Alors peut-être est-il temps de dresser le bilan… de nos rêves et espoirs déçus. C’est ce à quoi voudrait s’intéresser ce dossier.

Pour cela, il faut nous intéresser aux legs de la contre-culture, « aux formes politiques qui ont été déposées par les pionniers dans le réseau des réseaux », comme les synthétise le sociologue Dominique Cardon dans sa remarquable introduction au livre de Fred Turner consacré à Steward Brand, Aux sources de l’utopie numérique.

Encore faut-il parvenir à s’entendre sur la nature de ces legs. Quels sont les principes, les valeurs, les rêves qui président aux fondations de cette culture qui a innervé la société tout entière ? Que l’ordinateur personnel et les réseaux numériques sont un outil d’émancipation, d’autonomie, d’expressivité, de partage ? Oui, mais sous quelle forme ? L’injonction à la participation créative que promettait l’informatique et les réseaux était à la fois une manière de se libérer des autorités existantes et une recherche d’égalité, de démocratisation des pratiques.

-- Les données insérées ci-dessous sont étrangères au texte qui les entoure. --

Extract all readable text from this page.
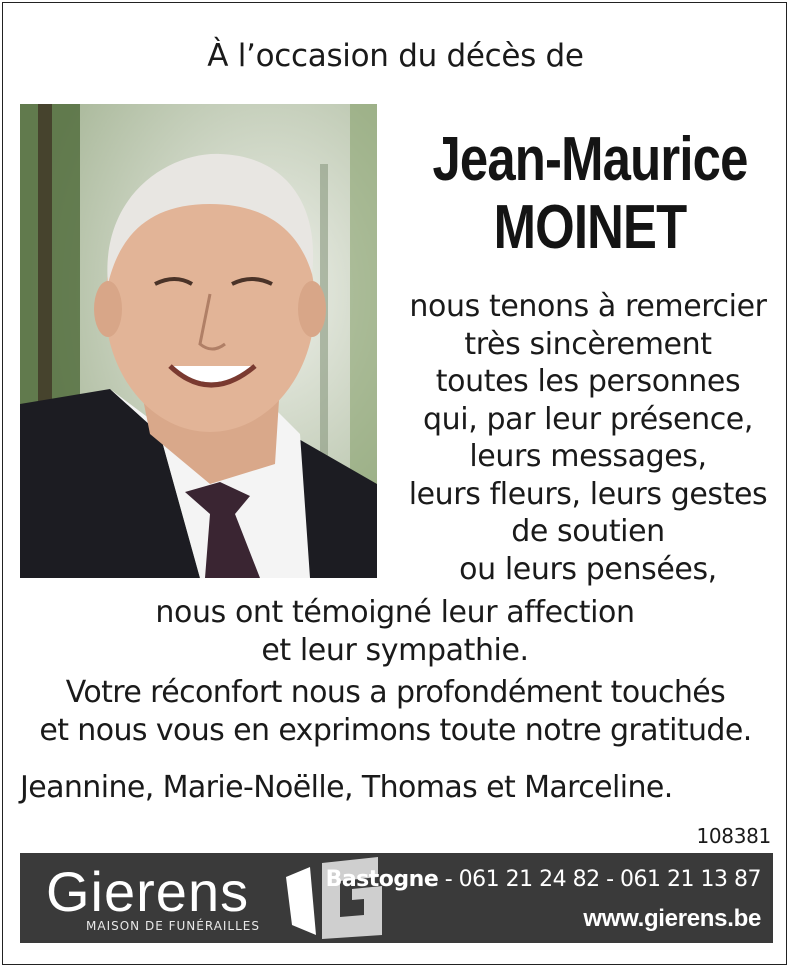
À l’occasion du décès de
Jean-Maurice
MOINET
nous tenons à remercier
très sincèrement
toutes les personnes
qui, par leur présence,
leurs messages,
leurs fleurs, leurs gestes
de soutien
ou leurs pensées,
nous ont témoigné leur affection
et leur sympathie.
Votre réconfort nous a profondément touchés
et nous vous en exprimons toute notre gratitude.
Jeannine, Marie-Noëlle, Thomas et Marceline.
108381
Gierens
MAISON DE FUNÉRAILLES
Bastogne - 061 21 24 82 - 061 21 13 87
www.gierens.be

L’internet a-t-il réussi à casser les inégalités ? Pas vraiment. Nous montrerons qu’elles sont certainement plus fortes qu’elles n’ont jamais été, notamment là où règne l’internet, comme c’est le cas dans la Silicon Valley. Comme le souligne très justement Dominique Cardon, « loin de bouleverser les hiérarchies sociales, comme l’ont tant proclamé Wired et les prophètes du réseau, l’expressivité connectée des engagés de l’internet a sans doute plus transformé les modalités d’exercice de la domination que la composition sociale des dominants ».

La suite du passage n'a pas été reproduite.